Several years ago I got to know a couple of the key figures in the film, and soon thereafter began to learn about the “sick business” of medicine. The more I read, saw and heard, the more I became convinced that this film had to be made, and made before the story it tells was completely obscured and lost.

As in the film, it was the unimaginable carnage of AIDS, first and foremost in Sub-Saharan Africa, which infused urgency into the fundamental question of access to medicine.

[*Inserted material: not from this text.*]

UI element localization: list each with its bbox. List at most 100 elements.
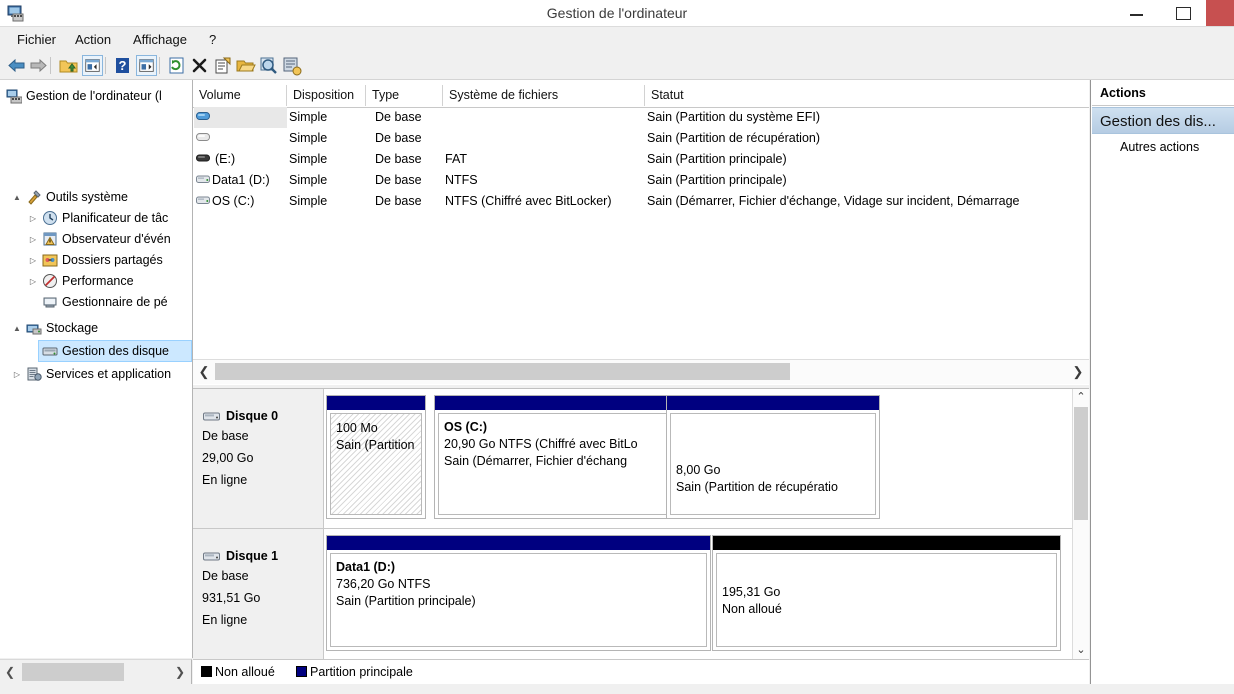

For several years after the breakthrough of combination antiretroviral (ARV) therapy had turned HIV/AIDS from a death sentence to a highly manageable chronic condition in rich countries, millions in the global south were condemned to die horrible, agonizing deaths by the world’s very most profitable companies – patent-holding pharma conglomerates – and, more accurately, the Western governments doing their bidding.

Along with the profound sense of disgust which is the only rational response to cynicism and inhumanity of this magnitude – all of it, as it turns out, justified with the most flimsy of commercial rationales – came the immense admiration and respect with which I grew to regard the few brave individuals who refused to accept what virtually everybody at the time considered to be an unfortunate-but-inevitable state of affairs, whose relentless, stubborn determination ultimately ensured that millions of lives would be saved in Africa and across the global south through the introduction of affordable generic AIDS drugs.

In the end it is that which really spoke to me about this story: that from something unspeakably dark and inhuman a spark could be struck, that even one or two small, unknown, unconnected individuals could take on the most massive, powerful and unyielding of adversaries, and actually manage to change the world.